Traders were hopeful that a combination of oversold conditions and positive seasonality would create some upside action prior to the July 4 holiday. It finally occurred late on Friday and was limited, but it did help to relieve some of the intense negativity that had been building all week.
The headlines this weekend will be blaring the fact that the first half of 2022 produced the worst performance by the S&P 500 in 50 years. For many growth stocks and small caps, the action was even worse. We are now deep into a bear market and waiting for the cycle to unfold and eventually shift.
The biggest obstacle the market faces in the months ahead is that the Fed will continue to hike interest rates aggressively to fight inflation. Few economists believe that we will be unable to avoid a recession. The convergence of negative factors that are hitting the market is truly historic.
One of the most interesting developments this week was that interest rates fell and oil prices weakened. The primary reason for this is increased speculation that a recession is likely.
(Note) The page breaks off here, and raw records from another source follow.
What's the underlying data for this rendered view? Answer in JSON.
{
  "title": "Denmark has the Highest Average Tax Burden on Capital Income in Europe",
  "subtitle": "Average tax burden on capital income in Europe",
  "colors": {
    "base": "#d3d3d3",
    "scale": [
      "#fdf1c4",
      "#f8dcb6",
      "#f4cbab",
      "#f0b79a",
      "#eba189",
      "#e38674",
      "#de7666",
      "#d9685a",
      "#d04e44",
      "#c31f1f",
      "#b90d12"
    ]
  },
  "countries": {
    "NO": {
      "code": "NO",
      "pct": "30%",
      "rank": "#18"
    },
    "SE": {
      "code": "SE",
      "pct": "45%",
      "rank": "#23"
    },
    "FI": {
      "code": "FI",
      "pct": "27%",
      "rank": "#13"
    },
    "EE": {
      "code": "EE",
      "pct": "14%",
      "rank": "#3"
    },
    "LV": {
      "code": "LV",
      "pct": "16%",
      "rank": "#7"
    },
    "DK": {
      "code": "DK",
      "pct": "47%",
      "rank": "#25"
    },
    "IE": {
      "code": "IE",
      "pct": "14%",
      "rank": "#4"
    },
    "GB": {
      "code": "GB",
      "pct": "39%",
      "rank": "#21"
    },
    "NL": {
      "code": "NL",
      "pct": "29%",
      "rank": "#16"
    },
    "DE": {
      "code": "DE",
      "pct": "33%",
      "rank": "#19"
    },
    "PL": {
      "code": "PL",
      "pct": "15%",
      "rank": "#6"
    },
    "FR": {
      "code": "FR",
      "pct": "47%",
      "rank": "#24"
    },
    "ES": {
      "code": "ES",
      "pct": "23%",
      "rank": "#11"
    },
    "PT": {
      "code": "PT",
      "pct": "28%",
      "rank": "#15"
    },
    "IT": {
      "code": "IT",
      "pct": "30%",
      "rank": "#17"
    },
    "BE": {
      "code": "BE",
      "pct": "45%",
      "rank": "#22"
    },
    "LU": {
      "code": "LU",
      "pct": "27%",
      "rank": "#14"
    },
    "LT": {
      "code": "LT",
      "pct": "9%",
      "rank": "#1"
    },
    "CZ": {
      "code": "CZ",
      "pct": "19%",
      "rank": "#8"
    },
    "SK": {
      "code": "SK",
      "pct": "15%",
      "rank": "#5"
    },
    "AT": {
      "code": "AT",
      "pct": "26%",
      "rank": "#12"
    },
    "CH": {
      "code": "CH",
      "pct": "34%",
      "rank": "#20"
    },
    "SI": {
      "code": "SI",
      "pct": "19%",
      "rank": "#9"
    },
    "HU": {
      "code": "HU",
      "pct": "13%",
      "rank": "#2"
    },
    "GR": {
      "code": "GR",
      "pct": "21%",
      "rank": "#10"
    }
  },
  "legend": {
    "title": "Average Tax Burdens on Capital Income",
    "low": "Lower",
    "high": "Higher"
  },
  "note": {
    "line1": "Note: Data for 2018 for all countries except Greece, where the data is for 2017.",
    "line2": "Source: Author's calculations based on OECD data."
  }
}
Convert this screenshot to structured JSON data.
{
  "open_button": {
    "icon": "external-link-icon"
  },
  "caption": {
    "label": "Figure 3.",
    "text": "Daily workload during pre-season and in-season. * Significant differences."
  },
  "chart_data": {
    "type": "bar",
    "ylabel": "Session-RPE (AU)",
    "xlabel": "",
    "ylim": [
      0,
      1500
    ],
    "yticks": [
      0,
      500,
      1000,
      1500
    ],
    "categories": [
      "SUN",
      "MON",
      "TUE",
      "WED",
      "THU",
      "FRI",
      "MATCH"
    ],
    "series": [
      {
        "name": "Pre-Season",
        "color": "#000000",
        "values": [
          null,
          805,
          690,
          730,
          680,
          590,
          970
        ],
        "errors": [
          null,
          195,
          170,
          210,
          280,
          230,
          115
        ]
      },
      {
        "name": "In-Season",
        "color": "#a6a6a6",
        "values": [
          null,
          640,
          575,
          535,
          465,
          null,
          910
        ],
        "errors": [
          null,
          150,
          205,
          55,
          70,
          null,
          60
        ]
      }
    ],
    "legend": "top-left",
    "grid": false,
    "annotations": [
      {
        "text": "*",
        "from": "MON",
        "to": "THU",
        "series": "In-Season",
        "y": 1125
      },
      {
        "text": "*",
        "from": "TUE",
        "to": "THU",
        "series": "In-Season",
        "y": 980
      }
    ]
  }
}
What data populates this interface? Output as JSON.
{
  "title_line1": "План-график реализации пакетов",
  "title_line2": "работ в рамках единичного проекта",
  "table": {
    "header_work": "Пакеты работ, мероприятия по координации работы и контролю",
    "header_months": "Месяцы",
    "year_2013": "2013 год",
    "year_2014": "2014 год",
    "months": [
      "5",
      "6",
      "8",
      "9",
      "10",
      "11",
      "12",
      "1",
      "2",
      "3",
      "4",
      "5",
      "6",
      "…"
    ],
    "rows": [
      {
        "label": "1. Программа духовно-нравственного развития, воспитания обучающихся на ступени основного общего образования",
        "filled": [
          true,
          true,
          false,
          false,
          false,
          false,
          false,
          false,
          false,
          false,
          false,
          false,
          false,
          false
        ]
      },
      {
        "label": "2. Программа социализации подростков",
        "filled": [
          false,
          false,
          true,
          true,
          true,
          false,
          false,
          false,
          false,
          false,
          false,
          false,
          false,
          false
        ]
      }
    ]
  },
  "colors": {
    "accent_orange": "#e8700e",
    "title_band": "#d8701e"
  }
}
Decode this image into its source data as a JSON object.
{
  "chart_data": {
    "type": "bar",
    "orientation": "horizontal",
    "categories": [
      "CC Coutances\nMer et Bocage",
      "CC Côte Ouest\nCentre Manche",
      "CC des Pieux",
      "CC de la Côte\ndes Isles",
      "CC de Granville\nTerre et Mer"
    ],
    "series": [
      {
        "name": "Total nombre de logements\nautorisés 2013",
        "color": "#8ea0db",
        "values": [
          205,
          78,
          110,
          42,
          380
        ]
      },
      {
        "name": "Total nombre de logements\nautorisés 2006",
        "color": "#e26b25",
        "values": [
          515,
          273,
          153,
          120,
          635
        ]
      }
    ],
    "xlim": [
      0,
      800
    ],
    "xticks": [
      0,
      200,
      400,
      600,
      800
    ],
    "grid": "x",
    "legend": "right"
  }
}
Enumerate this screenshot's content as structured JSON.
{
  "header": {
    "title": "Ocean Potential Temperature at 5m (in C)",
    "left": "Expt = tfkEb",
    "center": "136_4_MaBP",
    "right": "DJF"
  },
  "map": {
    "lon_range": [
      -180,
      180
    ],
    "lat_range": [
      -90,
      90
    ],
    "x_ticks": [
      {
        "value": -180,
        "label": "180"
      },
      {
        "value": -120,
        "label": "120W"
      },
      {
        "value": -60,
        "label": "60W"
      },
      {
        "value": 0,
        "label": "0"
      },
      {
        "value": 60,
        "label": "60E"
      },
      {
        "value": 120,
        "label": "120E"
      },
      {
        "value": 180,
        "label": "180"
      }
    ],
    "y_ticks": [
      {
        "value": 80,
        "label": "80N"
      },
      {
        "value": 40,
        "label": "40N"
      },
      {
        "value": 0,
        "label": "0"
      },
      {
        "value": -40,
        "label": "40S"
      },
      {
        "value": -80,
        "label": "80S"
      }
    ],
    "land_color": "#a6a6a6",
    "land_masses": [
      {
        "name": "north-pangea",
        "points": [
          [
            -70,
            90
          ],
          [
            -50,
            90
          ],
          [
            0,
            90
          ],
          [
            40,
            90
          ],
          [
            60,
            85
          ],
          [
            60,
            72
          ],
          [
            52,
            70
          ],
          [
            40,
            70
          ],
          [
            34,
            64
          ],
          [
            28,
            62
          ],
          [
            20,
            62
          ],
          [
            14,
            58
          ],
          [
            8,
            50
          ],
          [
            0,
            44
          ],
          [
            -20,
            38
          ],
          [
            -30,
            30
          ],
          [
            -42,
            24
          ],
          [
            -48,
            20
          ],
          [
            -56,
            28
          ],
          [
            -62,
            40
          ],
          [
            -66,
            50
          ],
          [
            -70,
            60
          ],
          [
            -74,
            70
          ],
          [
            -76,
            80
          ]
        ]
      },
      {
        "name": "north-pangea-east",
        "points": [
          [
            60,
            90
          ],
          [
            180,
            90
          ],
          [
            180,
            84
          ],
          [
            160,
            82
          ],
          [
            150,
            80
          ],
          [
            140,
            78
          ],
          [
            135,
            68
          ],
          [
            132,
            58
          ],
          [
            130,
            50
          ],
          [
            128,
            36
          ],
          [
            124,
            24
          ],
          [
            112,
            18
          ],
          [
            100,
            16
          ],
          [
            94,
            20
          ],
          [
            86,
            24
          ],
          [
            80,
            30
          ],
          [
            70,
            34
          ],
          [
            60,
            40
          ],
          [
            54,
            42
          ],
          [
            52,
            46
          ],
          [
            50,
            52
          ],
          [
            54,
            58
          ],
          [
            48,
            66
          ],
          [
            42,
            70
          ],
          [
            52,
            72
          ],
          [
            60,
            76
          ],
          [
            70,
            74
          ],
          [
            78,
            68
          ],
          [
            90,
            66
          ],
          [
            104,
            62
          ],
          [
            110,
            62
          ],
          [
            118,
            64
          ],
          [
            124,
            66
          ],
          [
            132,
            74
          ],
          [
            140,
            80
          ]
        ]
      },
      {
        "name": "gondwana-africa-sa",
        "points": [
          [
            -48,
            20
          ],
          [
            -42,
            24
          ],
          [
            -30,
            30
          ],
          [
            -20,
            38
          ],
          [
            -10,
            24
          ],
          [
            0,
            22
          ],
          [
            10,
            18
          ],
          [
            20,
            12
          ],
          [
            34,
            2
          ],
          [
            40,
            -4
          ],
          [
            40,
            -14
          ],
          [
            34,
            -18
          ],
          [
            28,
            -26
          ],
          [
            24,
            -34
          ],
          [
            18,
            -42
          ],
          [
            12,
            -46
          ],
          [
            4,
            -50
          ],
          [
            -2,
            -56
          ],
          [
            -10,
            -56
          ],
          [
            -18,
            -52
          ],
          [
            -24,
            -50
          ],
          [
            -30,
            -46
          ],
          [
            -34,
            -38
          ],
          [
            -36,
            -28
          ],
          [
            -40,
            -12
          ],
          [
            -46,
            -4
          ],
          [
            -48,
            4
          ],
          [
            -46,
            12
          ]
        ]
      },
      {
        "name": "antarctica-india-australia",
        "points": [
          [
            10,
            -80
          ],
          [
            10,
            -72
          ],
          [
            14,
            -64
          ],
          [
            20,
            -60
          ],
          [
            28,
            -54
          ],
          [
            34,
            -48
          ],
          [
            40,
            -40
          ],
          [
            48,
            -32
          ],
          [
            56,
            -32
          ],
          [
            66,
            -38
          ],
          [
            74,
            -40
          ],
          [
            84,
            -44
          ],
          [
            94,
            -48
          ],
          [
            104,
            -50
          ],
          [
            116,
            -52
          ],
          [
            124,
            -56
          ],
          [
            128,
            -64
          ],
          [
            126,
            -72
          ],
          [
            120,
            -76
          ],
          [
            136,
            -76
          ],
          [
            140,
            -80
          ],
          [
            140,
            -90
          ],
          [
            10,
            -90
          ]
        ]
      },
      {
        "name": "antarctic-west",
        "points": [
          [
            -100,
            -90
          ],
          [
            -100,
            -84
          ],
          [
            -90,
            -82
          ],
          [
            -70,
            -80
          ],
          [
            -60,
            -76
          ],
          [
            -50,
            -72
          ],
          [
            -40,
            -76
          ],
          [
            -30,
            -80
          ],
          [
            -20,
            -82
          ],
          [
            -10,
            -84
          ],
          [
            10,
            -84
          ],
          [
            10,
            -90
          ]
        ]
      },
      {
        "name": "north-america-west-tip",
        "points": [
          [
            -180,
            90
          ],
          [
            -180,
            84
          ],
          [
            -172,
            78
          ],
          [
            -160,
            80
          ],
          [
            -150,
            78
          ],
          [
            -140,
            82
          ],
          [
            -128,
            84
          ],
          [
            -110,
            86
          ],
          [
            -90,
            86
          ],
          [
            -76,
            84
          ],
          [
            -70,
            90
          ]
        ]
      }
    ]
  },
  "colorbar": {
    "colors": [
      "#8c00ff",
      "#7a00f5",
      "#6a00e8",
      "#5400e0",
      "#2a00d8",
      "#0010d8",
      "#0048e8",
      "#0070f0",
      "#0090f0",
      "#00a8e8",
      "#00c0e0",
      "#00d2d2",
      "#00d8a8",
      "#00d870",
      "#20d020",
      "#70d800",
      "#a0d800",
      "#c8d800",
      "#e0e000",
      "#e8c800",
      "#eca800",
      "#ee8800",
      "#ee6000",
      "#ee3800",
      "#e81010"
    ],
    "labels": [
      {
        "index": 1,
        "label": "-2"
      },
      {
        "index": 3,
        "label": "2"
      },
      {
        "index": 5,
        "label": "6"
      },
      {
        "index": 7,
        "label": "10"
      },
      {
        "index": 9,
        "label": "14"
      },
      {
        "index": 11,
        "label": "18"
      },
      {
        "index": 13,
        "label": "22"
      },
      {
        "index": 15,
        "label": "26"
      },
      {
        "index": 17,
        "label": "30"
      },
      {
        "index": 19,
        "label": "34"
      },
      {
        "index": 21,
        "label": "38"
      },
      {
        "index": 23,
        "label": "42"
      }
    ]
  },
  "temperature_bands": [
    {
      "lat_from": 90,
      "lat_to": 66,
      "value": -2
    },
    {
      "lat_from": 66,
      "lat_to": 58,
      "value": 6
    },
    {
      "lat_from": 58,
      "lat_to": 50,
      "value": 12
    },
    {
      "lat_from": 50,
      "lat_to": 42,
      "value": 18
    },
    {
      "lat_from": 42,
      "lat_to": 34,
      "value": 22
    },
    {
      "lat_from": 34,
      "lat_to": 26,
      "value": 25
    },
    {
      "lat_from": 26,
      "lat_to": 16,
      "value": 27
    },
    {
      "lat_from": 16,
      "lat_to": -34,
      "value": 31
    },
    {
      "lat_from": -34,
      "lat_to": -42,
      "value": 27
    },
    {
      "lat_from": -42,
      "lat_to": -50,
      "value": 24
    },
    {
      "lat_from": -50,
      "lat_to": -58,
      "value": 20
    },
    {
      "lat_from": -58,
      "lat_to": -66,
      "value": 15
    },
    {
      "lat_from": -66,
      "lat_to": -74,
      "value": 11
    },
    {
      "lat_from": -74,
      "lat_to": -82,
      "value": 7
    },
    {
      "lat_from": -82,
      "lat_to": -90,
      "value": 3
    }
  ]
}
Current projections now for the gross domestic product for the second quarter are for a drop of 2%, which would create two quarters in a row of lower GDP, which is the technical definition of the recession that is used by some economists.
There are plenty of obstacles out there as we head into the dog days of summer, but the good news is that action of this sort always leads to exceptional opportunities. It may not feel like the pressure will ever lift, but it will, and we will be well prepared to benefit, as many stocks that have been unfairly treated are eventually recognized by market forces.
Currently, the most important thing to keep in mind is that this is a bear market, and there are no indications yet that it is ending. Stay patient, and I guarantee that the cycle will eventually turn.
Have a great holiday. I will see you on Tuesday.